How much security the user needs is total. Do you want your public forum identity used to present statements you didn't make? There's no reason for any of the traffic, except for routing information necessary for the active protocol, to be unencrypted. Maybe even that should be protected in private sessions between nodes and routers.

One goal of security is to increase the availability of your data to yourself, and whoever else you choose to allow access.

No, the goal of security is to ensure that nobody can access the data except those who are entitled to it. Minimizing overhead and inconvenience is a design goal but not a goal of security. You don't put locks on your door so that people can enter your home... you put locks on so nobody without a key can enter. You accept the inconvenience in return for the security.

- But if the security is too good, you can't access your data because you keep mistyping your 50-character password, or you have to retype your password every 5 minutes, or you have to remember 5 different passwords to purchase a book online. Or even if the bank suspends payment because you made a purchase from a company you haven't used before...

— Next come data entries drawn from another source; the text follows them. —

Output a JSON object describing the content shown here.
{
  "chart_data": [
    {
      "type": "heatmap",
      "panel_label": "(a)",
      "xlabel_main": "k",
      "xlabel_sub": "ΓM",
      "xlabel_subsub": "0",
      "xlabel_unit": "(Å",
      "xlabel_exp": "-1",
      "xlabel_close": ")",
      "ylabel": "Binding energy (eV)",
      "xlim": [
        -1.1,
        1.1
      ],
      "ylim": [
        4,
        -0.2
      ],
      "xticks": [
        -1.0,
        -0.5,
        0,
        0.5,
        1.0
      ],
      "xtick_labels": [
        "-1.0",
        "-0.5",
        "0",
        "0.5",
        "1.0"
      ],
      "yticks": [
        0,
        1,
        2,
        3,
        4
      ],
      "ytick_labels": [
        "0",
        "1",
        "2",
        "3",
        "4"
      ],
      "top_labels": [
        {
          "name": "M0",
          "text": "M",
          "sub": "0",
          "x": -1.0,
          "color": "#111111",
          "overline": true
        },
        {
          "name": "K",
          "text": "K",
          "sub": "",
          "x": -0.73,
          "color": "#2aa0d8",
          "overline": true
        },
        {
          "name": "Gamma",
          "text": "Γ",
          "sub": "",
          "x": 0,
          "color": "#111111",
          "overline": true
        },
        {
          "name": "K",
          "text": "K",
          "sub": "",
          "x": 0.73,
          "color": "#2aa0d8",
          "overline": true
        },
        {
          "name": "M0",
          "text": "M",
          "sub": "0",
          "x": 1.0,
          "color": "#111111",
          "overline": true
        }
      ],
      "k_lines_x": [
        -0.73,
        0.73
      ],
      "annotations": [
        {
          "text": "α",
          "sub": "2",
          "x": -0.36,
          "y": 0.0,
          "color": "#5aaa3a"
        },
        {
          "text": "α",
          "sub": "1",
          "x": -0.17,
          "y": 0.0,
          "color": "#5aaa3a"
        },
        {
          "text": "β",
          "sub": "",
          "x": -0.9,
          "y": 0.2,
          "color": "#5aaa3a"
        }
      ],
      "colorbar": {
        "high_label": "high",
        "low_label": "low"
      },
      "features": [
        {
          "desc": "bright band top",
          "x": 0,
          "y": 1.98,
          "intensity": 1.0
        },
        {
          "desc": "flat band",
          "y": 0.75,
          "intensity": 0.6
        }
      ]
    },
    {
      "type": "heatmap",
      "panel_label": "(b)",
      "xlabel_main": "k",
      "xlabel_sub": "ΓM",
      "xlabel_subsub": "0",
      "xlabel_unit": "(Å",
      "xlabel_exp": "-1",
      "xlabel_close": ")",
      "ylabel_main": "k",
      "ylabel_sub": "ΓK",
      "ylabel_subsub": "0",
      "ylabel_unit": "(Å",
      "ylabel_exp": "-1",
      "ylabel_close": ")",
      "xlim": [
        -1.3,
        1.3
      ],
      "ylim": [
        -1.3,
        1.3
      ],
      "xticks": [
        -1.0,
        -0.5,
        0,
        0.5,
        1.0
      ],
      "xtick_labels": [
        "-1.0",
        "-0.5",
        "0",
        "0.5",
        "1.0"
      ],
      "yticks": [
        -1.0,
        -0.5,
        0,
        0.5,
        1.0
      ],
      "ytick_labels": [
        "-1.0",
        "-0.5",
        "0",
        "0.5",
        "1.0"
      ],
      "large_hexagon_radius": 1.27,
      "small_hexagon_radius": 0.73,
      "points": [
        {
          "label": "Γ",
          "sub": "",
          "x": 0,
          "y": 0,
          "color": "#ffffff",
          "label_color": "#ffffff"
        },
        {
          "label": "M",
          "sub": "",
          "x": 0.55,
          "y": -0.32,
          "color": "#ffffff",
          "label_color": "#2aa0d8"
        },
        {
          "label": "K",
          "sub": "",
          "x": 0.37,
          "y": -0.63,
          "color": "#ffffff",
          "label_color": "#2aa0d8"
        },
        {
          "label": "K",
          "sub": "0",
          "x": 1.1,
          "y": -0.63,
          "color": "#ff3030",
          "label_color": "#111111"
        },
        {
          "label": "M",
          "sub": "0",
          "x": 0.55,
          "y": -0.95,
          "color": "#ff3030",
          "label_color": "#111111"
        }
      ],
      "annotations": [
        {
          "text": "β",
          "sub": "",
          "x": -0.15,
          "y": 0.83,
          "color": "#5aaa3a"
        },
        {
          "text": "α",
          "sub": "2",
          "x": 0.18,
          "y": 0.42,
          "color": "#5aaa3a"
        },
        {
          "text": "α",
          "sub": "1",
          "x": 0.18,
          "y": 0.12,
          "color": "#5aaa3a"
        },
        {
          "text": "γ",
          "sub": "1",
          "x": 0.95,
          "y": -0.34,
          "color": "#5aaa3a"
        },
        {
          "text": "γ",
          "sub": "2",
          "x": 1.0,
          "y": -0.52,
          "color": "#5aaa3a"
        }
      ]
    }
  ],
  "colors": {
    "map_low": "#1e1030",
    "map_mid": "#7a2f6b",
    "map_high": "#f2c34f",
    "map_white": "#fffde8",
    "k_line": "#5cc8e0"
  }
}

This is a strawman argument. Nowhere here have I suggested anything so stupid as a 50 character password. I do suggest dual authentications for certain operations.

The extra security should be invisible to the users. All of the technology exists in the public domain. Engineers know how to implement it. The problem is with the business majors and accountants that run companies and customers not demanding security.

Governments will find that their negligence in legislating security requirements has left our global economy wide open.

[AndroidNeox (OP)]

The TOR browser does this, and apparently it is fairly slow.

Encryption doesn't have to be slow. The overhead of TOR isn't local, it's due to routing connections through multiple servers.